We reject Defendant's contention that congressional leaders' examination, enrollment, and presentment must be performed while Congress is in session. The Ninth Circuit has rejected the same argument, saying, “[T]he ministerial acts of examination, enrollment, and presentment may unquestionably be delegated by Congress to its leadership, or to a standing committee, and ․ these delegated acts may be performed even when Congress stands adjourned sine die.” Mester Mfg. Co. v. I.N.S., 879 F.2d 561, 571 (9th Cir. 1989). The court relied on an identical ruling by the Seventh Circuit. See United States v. Kapsalis, 214 F.2d 677, 680 (7th Cir. 1954) (“Surely no one would contend that such action could not be delegated by the Congress to the presiding officers of the two Houses and that the examination and authentication could not properly be done after the Congress had adjourned.”); see also Lopez v. United States, 217 F.2d 643, 643–44 (5th Cir. 1954) (following Kapsalis). Mester explained, “In the absence of express constitutional direction, we defer to the reasonable procedures Congress has ordained for its internal business.” 879 F.2d at 571. Such deference is supported by Article I, section 5, paragraph 2 of the Constitution, which provides, in pertinent part, “Each House may determine the Rules of its Proceedings.” And it also finds support in Marshall Field, where the Court deferred to Congress's authentication that an enrolled bill was the version actually voted on. See 143 U.S. at 672 (“The respect due to coequal and independent departments requires the judicial department ․ to accept, as having passed congress, all bills authenticated in the manner stated ․”). We are persuaded by our fellow circuits and adopt the same view.

II. CONCLUSION

We DENY Defendant's request for a COA and his motion to proceed in forma pauperis and DISMISS the appeal.

FOOTNOTES

FOOTNOTE.   After examining the briefs and appellate record, this panel has determined unanimously that oral argument would not materially assist in the determination of this appeal. See Fed. R. App. P. 34(a)(2); 10th Cir. R. 34.1(G). The case is therefore ordered submitted without oral argument. This order and judgment is not binding precedent, except under the doctrines of law of the case, res judicata, and collateral estoppel. It may be cited, however, for its persuasive value consistent with Fed. R. App. P. 32.1 and 10th Cir. R. 32.1.

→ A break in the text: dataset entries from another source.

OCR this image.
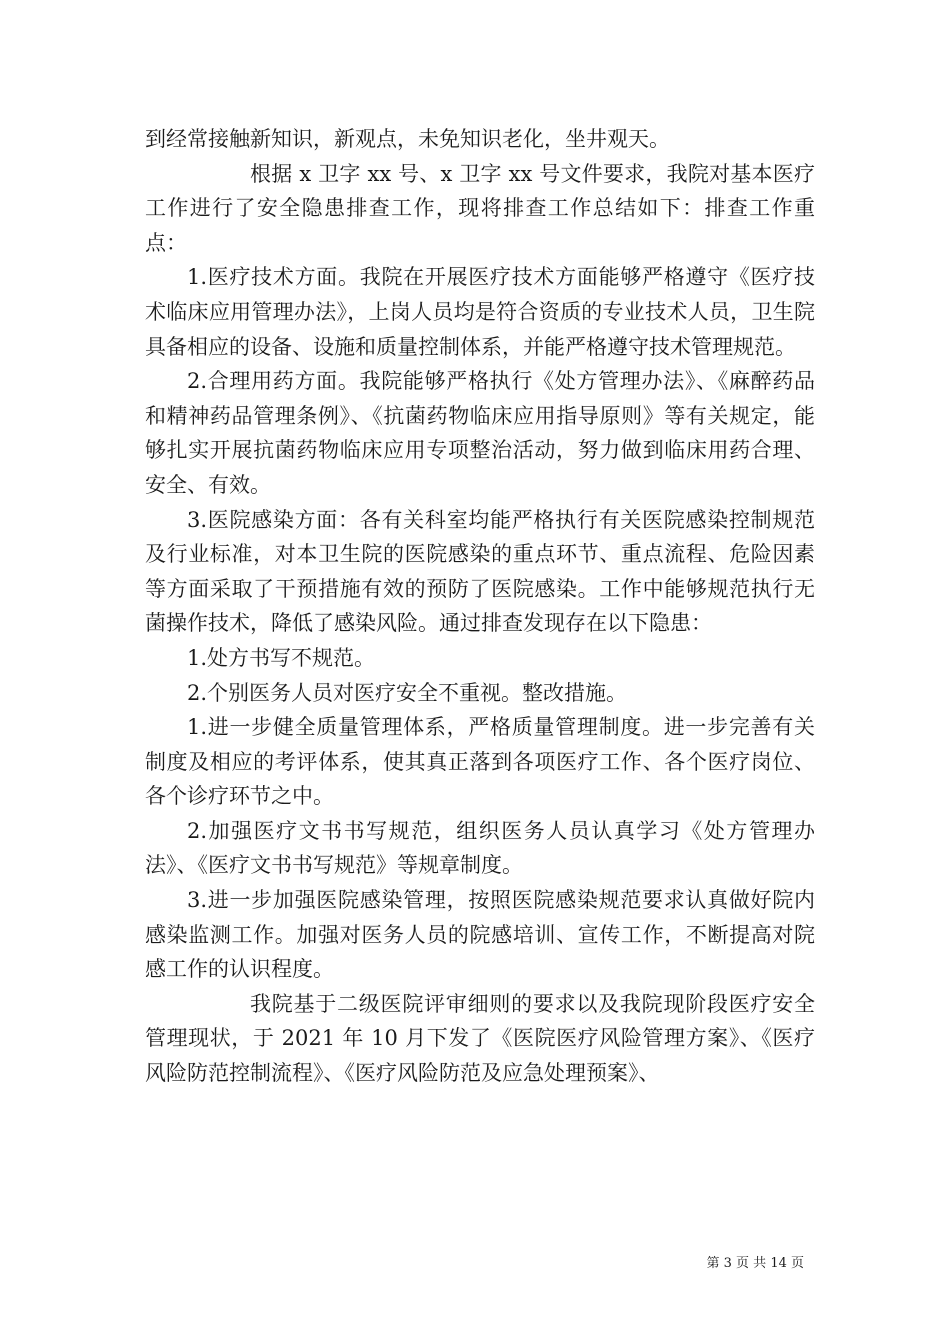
到经常接触新知识，新观点，未免知识老化，坐井观天。

根据 x 卫字 xx 号、x 卫字 xx 号文件要求，我院对基本医疗工作进行了安全隐患排查工作，现将排查工作总结如下：排查工作重点：

1.医疗技术方面。我院在开展医疗技术方面能够严格遵守《医疗技术临床应用管理办法》，上岗人员均是符合资质的专业技术人员，卫生院具备相应的设备、设施和质量控制体系，并能严格遵守技术管理规范。

2.合理用药方面。我院能够严格执行《处方管理办法》、《麻醉药品和精神药品管理条例》、《抗菌药物临床应用指导原则》等有关规定，能够扎实开展抗菌药物临床应用专项整治活动，努力做到临床用药合理、安全、有效。

3.医院感染方面：各有关科室均能严格执行有关医院感染控制规范及行业标准，对本卫生院的医院感染的重点环节、重点流程、危险因素等方面采取了干预措施有效的预防了医院感染。工作中能够规范执行无菌操作技术，降低了感染风险。通过排查发现存在以下隐患：

1.处方书写不规范。

2.个别医务人员对医疗安全不重视。整改措施。

1.进一步健全质量管理体系，严格质量管理制度。进一步完善有关制度及相应的考评体系，使其真正落到各项医疗工作、各个医疗岗位、各个诊疗环节之中。

2.加强医疗文书书写规范，组织医务人员认真学习《处方管理办法》、《医疗文书书写规范》等规章制度。

3.进一步加强医院感染管理，按照医院感染规范要求认真做好院内感染监测工作。加强对医务人员的院感培训、宣传工作，不断提高对院感工作的认识程度。

我院基于二级医院评审细则的要求以及我院现阶段医疗安全管理现状，于 2021 年 10 月下发了《医院医疗风险管理方案》、《医疗风险防范控制流程》、《医疗风险防范及应急处理预案》、

第 3 页 共 14 页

1.   Although Defendant's brief does not request a COA, we treat his notice of appeal as such a request. See Fed. R. App. P. 22(b)(2) (“If no express request for a certificate is filed, the notice of appeal constitutes a request addressed to the judges of the court of appeals.”); United States v. Gordon, 172 F.3d 753, 753–54 (10th Cir. 1999) (“Although Defendant did not renew his request for a COA in this court, we construe his notice of appeal as such a request.”).